P’ansori is a story-singing art emergent from indigenous folk and ritual narrative singing styles of the Southwestern provinces. Accompanied on a barrel-shaped drum (puk), the singer alternates between spoken passages (aniri) and sung passages (sori). In singing, the poetic aspect of storytelling is amplified to signal the transition from recited to sung passages. The singer employs several distinct rhythmic cycles (changdan) that respond to the changing mood or context of storytelling: the slow 6-beat chinyang, medium 12-beat chungmori, faster 12-beat chungjungmori, syncopated 4-beat chajinmori, urgent duple hwimori, and the 10-beat ônmori exuding the feeling of asymmetry in its 2-3-2-3 sequence.
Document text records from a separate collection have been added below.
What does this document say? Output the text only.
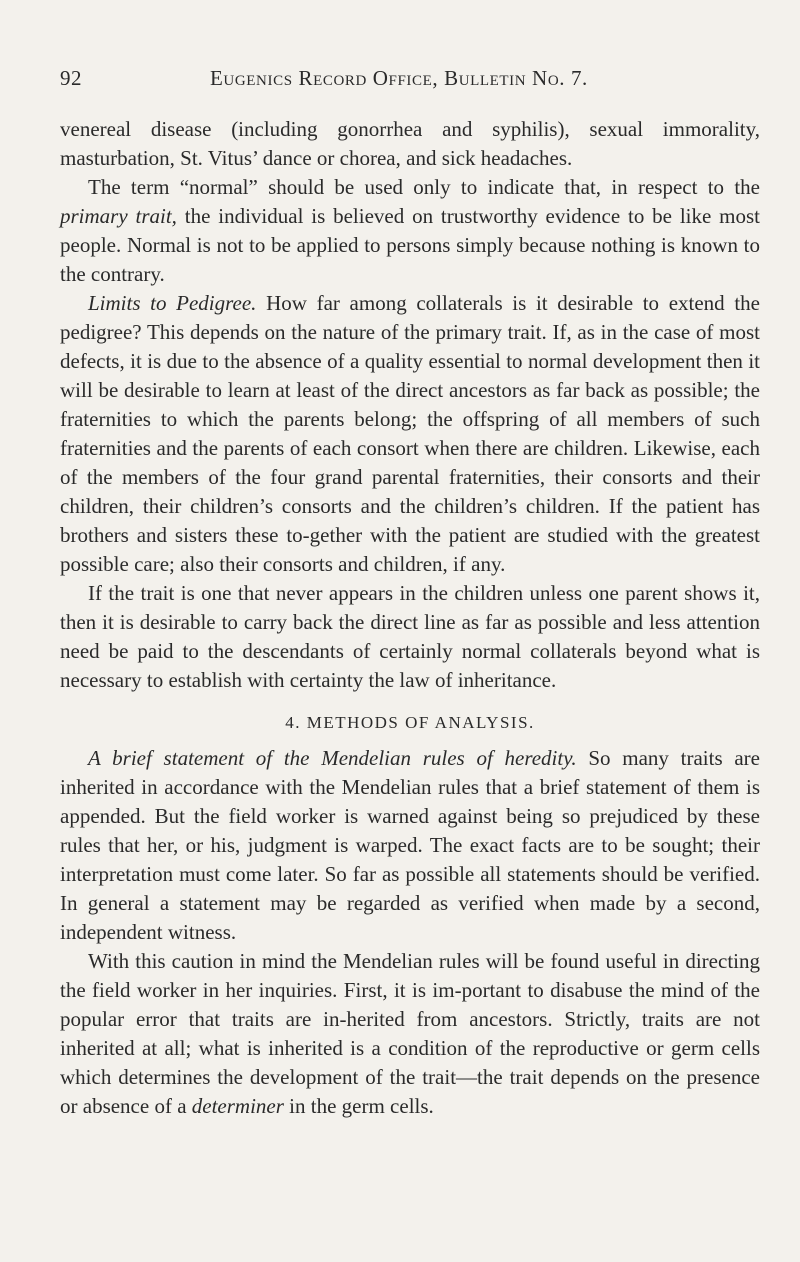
92	Eugenics Record Office, Bulletin No. 7.

venereal disease (including gonorrhea and syphilis), sexual immorality, masturbation, St. Vitus’ dance or chorea, and sick headaches.

The term “normal” should be used only to indicate that, in respect to the primary trait, the individual is believed on trustworthy evidence to be like most people. Normal is not to be applied to persons simply because nothing is known to the contrary.

Limits to Pedigree. How far among collaterals is it desirable to extend the pedigree? This depends on the nature of the primary trait. If, as in the case of most defects, it is due to the absence of a quality essential to normal development then it will be desirable to learn at least of the direct ancestors as far back as possible; the fraternities to which the parents belong; the offspring of all members of such fraternities and the parents of each consort when there are children. Likewise, each of the members of the four grand parental fraternities, their consorts and their children, their children’s consorts and the children’s children. If the patient has brothers and sisters these to-gether with the patient are studied with the greatest possible care; also their consorts and children, if any.

If the trait is one that never appears in the children unless one parent shows it, then it is desirable to carry back the direct line as far as possible and less attention need be paid to the descendants of certainly normal collaterals beyond what is necessary to establish with certainty the law of inheritance.

4. METHODS OF ANALYSIS.

A brief statement of the Mendelian rules of heredity. So many traits are inherited in accordance with the Mendelian rules that a brief statement of them is appended. But the field worker is warned against being so prejudiced by these rules that her, or his, judgment is warped. The exact facts are to be sought; their interpretation must come later. So far as possible all statements should be verified. In general a statement may be regarded as verified when made by a second, independent witness.

With this caution in mind the Mendelian rules will be found useful in directing the field worker in her inquiries. First, it is im-portant to disabuse the mind of the popular error that traits are in-herited from ancestors. Strictly, traits are not inherited at all; what is inherited is a condition of the reproductive or germ cells which determines the development of the trait—the trait depends on the presence or absence of a determiner in the germ cells.
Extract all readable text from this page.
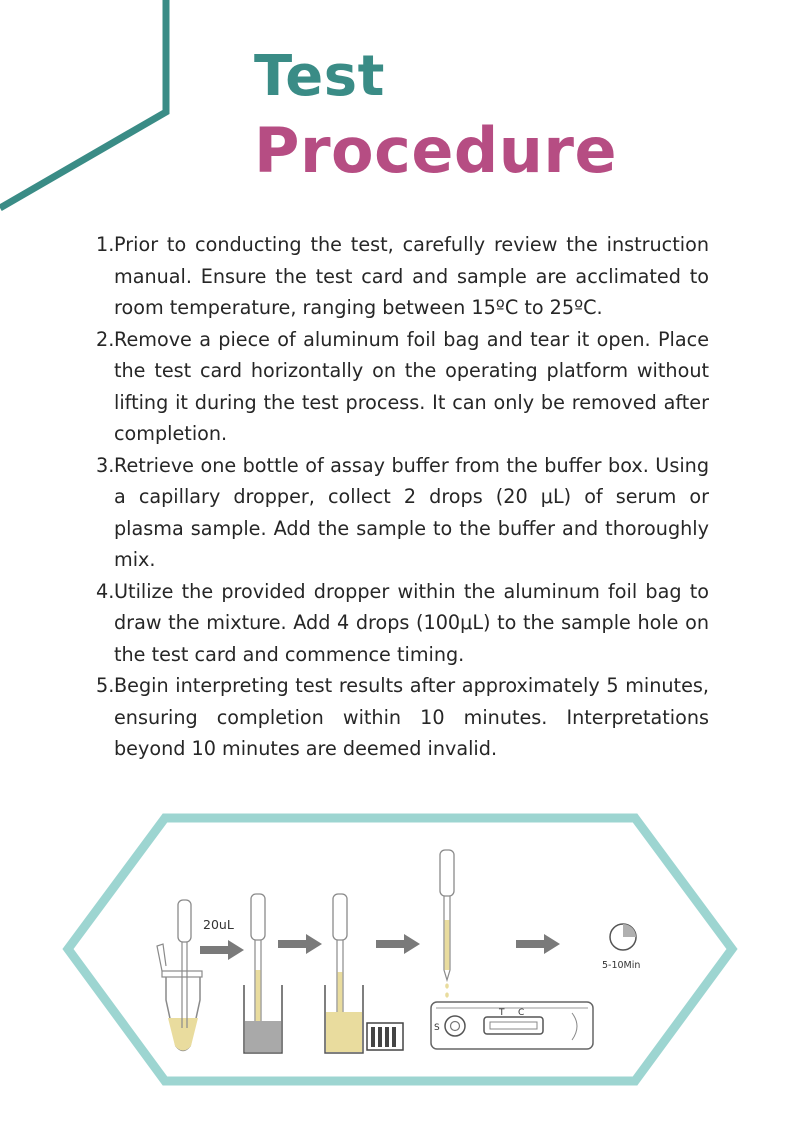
Test
Procedure
1. Prior to conducting the test, carefully review the instruction manual. Ensure the test card and sample are acclimated to room temperature, ranging between 15ºC to 25ºC.
2. Remove a piece of aluminum foil bag and tear it open. Place the test card horizontally on the operating platform without lifting it during the test process. It can only be removed after completion.
3. Retrieve one bottle of assay buffer from the buffer box. Using a capillary dropper, collect 2 drops (20 μL) of serum or plasma sample. Add the sample to the buffer and thoroughly mix.
4. Utilize the provided dropper within the aluminum foil bag to draw the mixture. Add 4 drops (100μL) to the sample hole on the test card and commence timing.
5. Begin interpreting test results after approximately 5 minutes, ensuring completion within 10 minutes. Interpretations beyond 10 minutes are deemed invalid.
20uL
T C
S
5-10Min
Five of the narratives have been canonized, and they are: Ch’unhyangga (Song of the chaste wife Ch’unhyang), Shim Ch’ôngga (Song of the filial daughter Shim Ch’ông), Hûngboga (Song of the good brother Hûngbo), Sugungga (Song of the Underwater Palace), and Chôkpyôkka (Song of the Red Cliff). In 2003, p’ansori became designated by UNESCO as a Masterpiece of the Oral and Intangible World Heritage of Humanity. The question singers, preservationists and researchers of p’ansori ask today is how this art form can be a meaningful heritage or practice for the world.